Вот такие казачки…
14.01.2005 18:40
Сохранились любопытные воспоминания московского попа, посетившего в начале XVIII века стан знаменитого фастовского полковника Палия: «Вал земляной, по виду не крепок добре, да сидельцами крепок, а люди в нем что звери. По земляному валу ворота частыя, а во всяких воротах копаны ямы. Там Палиевщина лежит человек по двадцати, по тридцати; голы что бубны, без рубах нагие страшны зело, черны, что арапы и лихи, что собаки: из рук рвут. …У нас на Москве и Петровском кружале не скоро сыщешь такого хочь одного».

Доставалось от казачков не только имевшим несчастье попасться на их пути, но и старшине с отцами-гетманами. Что не так – запросто хватали, сыпали песок за пазуху – и в воду. Гетманы предусмотрительно держали подле себя многочисленную наемную охрану из инородцев.
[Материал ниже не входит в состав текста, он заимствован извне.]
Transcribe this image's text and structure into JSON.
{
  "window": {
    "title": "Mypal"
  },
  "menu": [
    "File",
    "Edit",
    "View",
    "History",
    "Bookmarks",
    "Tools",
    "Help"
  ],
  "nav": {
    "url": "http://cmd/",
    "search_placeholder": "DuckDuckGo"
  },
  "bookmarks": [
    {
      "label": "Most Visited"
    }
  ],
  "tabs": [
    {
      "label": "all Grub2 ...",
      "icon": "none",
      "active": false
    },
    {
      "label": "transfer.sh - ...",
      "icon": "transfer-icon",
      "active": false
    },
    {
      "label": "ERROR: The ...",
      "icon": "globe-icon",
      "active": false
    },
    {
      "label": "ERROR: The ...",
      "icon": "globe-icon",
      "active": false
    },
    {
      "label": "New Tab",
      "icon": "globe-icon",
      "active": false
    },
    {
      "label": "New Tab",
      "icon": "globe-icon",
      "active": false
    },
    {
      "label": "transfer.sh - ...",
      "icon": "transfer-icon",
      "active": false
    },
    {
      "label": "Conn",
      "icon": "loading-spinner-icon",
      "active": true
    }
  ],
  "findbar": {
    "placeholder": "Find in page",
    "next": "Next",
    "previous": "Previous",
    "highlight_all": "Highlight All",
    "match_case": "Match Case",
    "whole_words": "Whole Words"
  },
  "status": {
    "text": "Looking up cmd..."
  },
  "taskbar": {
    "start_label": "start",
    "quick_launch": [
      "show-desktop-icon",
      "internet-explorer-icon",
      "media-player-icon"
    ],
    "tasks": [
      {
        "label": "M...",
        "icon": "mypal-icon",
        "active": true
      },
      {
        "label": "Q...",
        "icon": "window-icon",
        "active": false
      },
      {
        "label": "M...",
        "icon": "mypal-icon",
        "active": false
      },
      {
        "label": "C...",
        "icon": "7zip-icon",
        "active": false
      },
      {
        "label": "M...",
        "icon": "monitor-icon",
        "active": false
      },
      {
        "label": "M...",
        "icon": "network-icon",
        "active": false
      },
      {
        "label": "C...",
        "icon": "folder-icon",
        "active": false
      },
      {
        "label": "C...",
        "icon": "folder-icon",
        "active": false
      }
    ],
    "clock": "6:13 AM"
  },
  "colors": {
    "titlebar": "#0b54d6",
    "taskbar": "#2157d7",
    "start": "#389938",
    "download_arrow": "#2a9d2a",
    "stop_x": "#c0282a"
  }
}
Как отмечал летописец, Мазепа «силен был сердюками», сначала из стрельцов, позже – из поляков. Но это не всегда спасало: мало кто из гетманов умирал в своей постели. Заступивший на место растерзанного толпой казаков Брюховецкого Демьян Многогрешный со слезой в голосе признавался: «Желаю прежде смерти сдать гетманство. Если мне смерть приключится, то у казаков такой обычай: гетманские пожитки все разнесут, жену, детей и родственников моих нищими сделают …когда я лежал болен, то казаки собирались все пожитки мои разнести по себе» (С. М. Соловьев. Рус. историк 19-го века).

Запорожская Сечь знала только два основных состояния: набег в окрестные страны, включая свое государство, и широкая, без конца и края, веселая всеохватная гульба, пока в карманах шаровар от удачного налета «звенела возможность».

В этой вольнице не могло зародиться ни гражданское чувство, ни государственное начало, подразумевающее повседневную дисциплину, субординацию, ответственность и чувство долга перед окружающими. Двадцатипятилетняя междоусобная резня после смерти Хмельницкого только подтвердила отсутствие в казацкой среде государственного стержня. Вся философия казацкого бытия укладывалась в первобытное: «Пока жита, поты быта».

Европой, римской культурой и правом здесь не пахло, поэтому приравнивать казацкие ватаги к европейским рыцарским орденам – явная натяжка. Казацкое братство было классическим образчиком охлократии.

Но как в любой, даже самой черной душе, теплится искра, зажженная Создателем, так и в загибах дремучих казацких душ наверняка скреблась мысль, что набеги ради наживы не есть праведное, богоугодное дело.

Потому, когда в Запорожье приехал обиженный неправдой коронный сотник Богдан Хмельницкий (его малолетнего сына запорол насмерть польский шляхтич Чаплинский) и бросил лозунг: «Будем защищать церковь православную и Землю Русскую!», казацкая «совесть была приободрена». Появилась высокая идея, оправдывающая погром польской шляхты. Призыв Хмельницкого горячо поддержали.

Очередной бунт, несомненно, завершился бы эшафотами и кострами на Варшавских площадях, если бы на выступление казаков не откликнулось малороссийское крестьянство. Именно оно перевело казацкие волнения в русло народно-освободительной войны и не дало верхушке казаков ограничиться собственными привилегиями, отобранными у польского короля.

Именно, и прежде всего, народ заставил идти корыстолюбивых старшин и гетманов до конца, до полного воссоединения с «единокровной и единоверной» Россией. Время подтвердило правильность исторического выбора.